Let’s talk about a few coping strategies to allow you to find healthier ways to negotiate past grief.

  • Start by ensuring you take care of yourself – both emotionally and physically. Be intentional about eating well, exercising and getting enough sleep. None of these are likely to come naturally during the grieving process so you’ll need to be mindful to prioritize these practices.

 

  • Ensure you have supports in place. Don’t ‘go it alone’. Don’t be shy to ask for help. Make sure you have a network of people and resources in place that you can lean on.

 

  • Try writing a letter to the person you lost. Don’t hold back. Dig deep. This can be a very cathartic process that brings buried issues (the good, the bad and the ugly) to the surface to better allow you to face and redress them.

 

  • Journal about the experience.

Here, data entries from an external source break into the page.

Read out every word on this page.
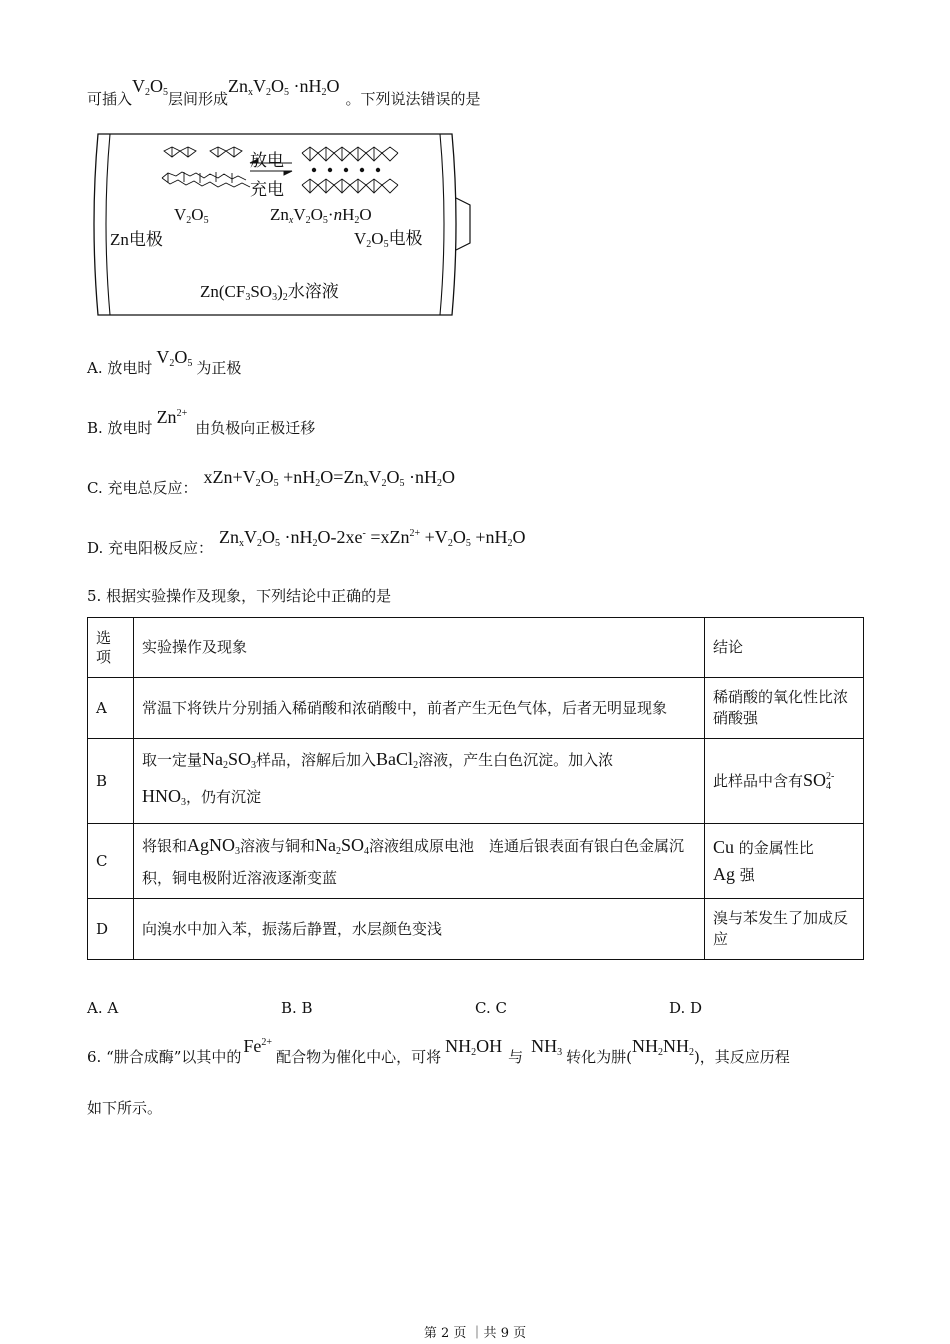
可插入$V_2O_5$层间形成$Zn_xV_2O_5 \cdot nH_2O$。下列说法错误的是
放电
充电
$V_2O_5$	$Zn_xV_2O_5\cdot nH_2O$
Zn电极	$V_2O_5$电极
$Zn(CF_3SO_3)_2$水溶液
A. 放电时$V_2O_5$ 为正极
B. 放电时$Zn^{2+}$由负极向正极迁移
C. 充电总反应：$xZn+V_2O_5 +nH_2O=Zn_xV_2O_5 \cdot nH_2O$
D. 充电阳极反应：$Zn_xV_2O_5 \cdot nH_2O-2xe^- =xZn^{2+} +V_2O_5 +nH_2O$
5. 根据实验操作及现象，下列结论中正确的是
选
项	实验操作及现象	结论
A	常温下将铁片分别插入稀硝酸和浓硝酸中，前者产生无色气体，后者无明显现象	稀硝酸的氧化性比浓硝酸强
B	取一定量$Na_2SO_3$样品，溶解后加入BaCl$_2$溶液，产生白色沉淀。加入浓
$HNO_3$，仍有沉淀	此样品中含有SO2-
4
C	将银和AgNO$_3$溶液与铜和$Na_2SO_4$溶液组成原电池　连通后银表面有银白色金属沉积，铜电极附近溶液逐渐变蓝	Cu 的金属性比
Ag 强
D	向溴水中加入苯，振荡后静置，水层颜色变浅	溴与苯发生了加成反应
A. A	B. B	C. C	D. D
6. “肼合成酶”以其中的$Fe^{2+}$配合物为催化中心，可将$NH_2OH$与$NH_3$ 转化为肼$(NH_2NH_2)$，其反应历程
如下所示。
第 2 页 ｜共 9 页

Whether you’re a Pulitzer prize winning author or someone who struggles to put pen to paper at all, there is hidden gold in journaling. It allows us to uncover and process aspects of our grief that we weren’t consciously aware of.

 

  • Many people find it healing to preserve memories. Put together a scrap book, memory quilt, memory box of items that will keep alive memories of the person (or circumstance) you’re grieving.

 

  • Rituals are another way that some find solace. Finding order in seeming chaos can aid in the healing process and soothe the anxiety and pain. Rituals involve intention and can aid in transformation (of feelings, meaning we attach, etc.)

 

Hopefully some aspect of these thoughts around negotiating grief has resonated with you and will assist on your path to navigating the journey away from perilous toward healthy healing.